On the go: A Bradford-based accounts manager lied to investigators to try to hide the fact that restaurants had not given their employees workplace pensions.

Mansoor Nasir submitted false declarations of workplace pension compliance to the Pensions Regulator, claiming that nine restaurants were giving their staff the correct benefits.

When the regulator investigated, it found Nasir had failed to automatically enrol into workplace pensions 103 employees at the restaurants that he was the payroll adviser for, and he had attempted to cover this up by using the false declarations.
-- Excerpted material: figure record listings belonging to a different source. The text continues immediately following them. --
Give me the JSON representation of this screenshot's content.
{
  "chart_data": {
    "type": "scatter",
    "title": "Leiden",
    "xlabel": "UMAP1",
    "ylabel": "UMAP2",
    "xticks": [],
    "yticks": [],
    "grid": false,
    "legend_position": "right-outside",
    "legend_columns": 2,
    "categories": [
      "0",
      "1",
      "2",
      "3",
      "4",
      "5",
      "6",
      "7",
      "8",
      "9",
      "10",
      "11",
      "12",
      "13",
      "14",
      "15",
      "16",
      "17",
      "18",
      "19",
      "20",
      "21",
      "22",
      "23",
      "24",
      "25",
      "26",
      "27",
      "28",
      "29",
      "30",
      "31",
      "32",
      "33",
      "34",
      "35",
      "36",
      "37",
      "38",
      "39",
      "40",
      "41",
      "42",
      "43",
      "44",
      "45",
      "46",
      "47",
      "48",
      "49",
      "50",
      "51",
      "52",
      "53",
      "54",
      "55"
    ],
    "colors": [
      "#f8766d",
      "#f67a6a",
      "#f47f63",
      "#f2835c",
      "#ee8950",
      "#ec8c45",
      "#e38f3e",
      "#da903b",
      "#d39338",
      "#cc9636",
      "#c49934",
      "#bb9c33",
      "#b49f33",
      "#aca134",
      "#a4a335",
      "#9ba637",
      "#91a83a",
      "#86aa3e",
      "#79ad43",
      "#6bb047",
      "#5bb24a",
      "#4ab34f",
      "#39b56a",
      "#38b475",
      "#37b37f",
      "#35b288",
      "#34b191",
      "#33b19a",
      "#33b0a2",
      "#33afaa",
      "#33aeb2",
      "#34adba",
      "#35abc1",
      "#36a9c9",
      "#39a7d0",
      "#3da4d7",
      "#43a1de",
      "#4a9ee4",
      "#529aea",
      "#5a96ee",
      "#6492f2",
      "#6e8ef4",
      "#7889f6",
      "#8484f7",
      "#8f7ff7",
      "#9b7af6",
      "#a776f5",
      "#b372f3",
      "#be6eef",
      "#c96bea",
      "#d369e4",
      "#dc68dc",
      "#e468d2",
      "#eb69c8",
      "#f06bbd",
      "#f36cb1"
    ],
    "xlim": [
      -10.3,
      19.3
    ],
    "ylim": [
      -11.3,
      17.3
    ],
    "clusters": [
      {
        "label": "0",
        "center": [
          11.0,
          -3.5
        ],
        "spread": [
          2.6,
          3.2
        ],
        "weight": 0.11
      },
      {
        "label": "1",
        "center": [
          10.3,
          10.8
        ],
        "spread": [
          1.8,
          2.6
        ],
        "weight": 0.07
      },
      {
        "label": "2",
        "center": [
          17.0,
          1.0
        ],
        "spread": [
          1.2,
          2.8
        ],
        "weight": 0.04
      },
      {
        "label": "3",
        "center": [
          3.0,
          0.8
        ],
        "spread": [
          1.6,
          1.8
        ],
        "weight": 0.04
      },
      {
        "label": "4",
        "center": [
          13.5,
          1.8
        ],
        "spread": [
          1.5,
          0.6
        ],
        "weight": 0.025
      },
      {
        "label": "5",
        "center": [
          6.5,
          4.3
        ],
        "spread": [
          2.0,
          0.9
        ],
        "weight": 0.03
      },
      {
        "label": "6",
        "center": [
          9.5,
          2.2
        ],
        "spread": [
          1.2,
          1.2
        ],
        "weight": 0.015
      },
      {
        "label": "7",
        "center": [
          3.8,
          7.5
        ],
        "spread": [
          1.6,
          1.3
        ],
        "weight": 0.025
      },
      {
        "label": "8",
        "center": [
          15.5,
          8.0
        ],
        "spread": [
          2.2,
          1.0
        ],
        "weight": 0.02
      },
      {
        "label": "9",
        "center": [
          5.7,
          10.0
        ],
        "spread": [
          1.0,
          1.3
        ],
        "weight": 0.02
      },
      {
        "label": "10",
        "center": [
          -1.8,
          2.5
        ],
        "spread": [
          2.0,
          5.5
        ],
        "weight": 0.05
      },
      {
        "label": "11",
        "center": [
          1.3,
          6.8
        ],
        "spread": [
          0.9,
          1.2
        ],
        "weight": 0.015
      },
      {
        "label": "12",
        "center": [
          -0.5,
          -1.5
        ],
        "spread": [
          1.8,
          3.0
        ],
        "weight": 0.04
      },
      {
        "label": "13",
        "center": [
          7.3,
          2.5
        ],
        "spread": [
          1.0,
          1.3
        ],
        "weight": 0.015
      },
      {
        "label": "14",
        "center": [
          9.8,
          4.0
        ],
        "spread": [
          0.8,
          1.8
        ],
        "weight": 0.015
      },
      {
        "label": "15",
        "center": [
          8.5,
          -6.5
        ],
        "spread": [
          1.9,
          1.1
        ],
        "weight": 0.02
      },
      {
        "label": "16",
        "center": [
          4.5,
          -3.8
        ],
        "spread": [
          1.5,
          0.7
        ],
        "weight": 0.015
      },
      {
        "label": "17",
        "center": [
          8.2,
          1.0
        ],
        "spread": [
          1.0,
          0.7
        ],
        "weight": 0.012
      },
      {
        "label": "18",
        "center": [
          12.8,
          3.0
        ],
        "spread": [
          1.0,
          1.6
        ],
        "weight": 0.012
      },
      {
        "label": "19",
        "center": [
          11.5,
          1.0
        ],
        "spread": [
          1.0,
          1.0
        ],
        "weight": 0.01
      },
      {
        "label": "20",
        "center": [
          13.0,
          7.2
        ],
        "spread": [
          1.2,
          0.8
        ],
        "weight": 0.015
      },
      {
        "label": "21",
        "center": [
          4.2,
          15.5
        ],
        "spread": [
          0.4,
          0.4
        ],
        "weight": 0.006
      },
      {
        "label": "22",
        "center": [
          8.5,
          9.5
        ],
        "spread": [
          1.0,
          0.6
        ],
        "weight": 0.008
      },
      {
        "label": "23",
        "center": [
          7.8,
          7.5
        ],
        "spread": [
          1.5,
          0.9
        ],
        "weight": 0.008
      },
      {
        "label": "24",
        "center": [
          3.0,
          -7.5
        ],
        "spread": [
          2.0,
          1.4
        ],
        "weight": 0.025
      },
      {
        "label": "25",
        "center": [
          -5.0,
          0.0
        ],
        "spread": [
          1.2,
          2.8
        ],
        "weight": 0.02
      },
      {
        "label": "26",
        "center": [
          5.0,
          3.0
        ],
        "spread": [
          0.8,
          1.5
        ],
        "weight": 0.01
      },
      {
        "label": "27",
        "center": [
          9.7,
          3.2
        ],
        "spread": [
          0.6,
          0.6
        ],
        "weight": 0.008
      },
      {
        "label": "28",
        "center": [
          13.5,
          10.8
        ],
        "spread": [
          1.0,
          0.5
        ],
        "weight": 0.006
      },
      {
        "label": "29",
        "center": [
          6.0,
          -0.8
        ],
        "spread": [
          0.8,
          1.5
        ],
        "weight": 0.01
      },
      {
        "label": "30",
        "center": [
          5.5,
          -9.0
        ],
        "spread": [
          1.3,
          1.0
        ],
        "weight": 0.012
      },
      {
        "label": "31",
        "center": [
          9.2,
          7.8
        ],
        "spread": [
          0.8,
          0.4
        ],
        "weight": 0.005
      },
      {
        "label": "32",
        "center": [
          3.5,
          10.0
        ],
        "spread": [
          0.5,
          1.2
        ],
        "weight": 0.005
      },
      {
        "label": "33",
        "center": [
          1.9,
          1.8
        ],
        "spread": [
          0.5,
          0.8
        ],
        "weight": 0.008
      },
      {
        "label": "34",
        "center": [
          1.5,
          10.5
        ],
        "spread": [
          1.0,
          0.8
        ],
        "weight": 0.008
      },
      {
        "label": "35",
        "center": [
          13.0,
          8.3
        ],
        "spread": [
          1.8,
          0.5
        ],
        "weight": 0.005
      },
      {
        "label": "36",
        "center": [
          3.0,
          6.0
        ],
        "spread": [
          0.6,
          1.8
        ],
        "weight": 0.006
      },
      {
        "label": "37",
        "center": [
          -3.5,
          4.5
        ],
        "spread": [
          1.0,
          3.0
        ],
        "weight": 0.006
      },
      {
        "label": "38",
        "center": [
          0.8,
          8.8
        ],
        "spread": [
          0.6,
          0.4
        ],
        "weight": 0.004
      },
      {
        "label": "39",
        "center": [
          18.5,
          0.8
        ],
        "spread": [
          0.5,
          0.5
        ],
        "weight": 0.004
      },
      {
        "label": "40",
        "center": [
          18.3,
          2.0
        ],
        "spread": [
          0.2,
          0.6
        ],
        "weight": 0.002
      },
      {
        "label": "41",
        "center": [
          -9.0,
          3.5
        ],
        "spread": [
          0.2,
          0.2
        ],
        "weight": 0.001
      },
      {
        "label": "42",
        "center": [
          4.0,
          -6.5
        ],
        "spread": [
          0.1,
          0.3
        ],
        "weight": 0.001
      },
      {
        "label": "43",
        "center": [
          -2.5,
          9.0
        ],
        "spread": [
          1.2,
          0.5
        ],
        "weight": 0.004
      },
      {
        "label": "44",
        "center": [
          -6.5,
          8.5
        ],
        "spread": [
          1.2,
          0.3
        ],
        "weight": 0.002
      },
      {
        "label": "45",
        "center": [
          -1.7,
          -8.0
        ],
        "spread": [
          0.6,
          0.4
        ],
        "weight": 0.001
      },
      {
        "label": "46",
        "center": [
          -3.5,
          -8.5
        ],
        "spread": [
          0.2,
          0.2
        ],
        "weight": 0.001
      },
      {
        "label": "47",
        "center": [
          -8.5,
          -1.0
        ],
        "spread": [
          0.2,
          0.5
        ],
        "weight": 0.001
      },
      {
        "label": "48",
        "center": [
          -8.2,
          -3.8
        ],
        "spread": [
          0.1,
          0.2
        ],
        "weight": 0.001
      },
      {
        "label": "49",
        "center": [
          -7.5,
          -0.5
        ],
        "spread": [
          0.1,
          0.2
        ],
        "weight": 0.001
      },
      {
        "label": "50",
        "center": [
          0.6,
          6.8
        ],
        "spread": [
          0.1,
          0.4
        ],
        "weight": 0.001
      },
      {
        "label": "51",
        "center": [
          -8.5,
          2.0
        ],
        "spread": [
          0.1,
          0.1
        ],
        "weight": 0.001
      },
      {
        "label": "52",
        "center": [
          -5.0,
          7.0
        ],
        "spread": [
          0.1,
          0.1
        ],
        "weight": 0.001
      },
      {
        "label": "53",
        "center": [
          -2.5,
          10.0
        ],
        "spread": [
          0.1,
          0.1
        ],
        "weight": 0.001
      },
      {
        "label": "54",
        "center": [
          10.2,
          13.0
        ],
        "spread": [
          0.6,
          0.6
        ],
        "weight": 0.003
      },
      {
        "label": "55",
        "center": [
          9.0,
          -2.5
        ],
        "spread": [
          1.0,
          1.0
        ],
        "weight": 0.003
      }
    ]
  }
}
The offences involved staff at the Akbar chain of businesses in restaurants in Yorkshire, Manchester, Birmingham and the North East between September 2014 and May 2017.

Nasir appeared at Brighton Magistrates’ Court on January 9 2019, and pleaded guilty to nine charges of knowingly or recklessly providing the regulator with false or misleading information, contrary to section 80 of the Pensions Act 2004.

Joe Turner, the Pensions Regulator’s head of compliance and enforcement, said: “Giving us false or misleading information is a serious offence that can earn you a fine, a prison sentence and a criminal record.

"All employers have workplace pension duties. Don’t take a risk that could affect you for the rest of your life.”

Nasir, who is based at Beaumont Management Services in Duncombe Road, Bradford, will be sentenced at Brighton Magistrates’ Court on February 6.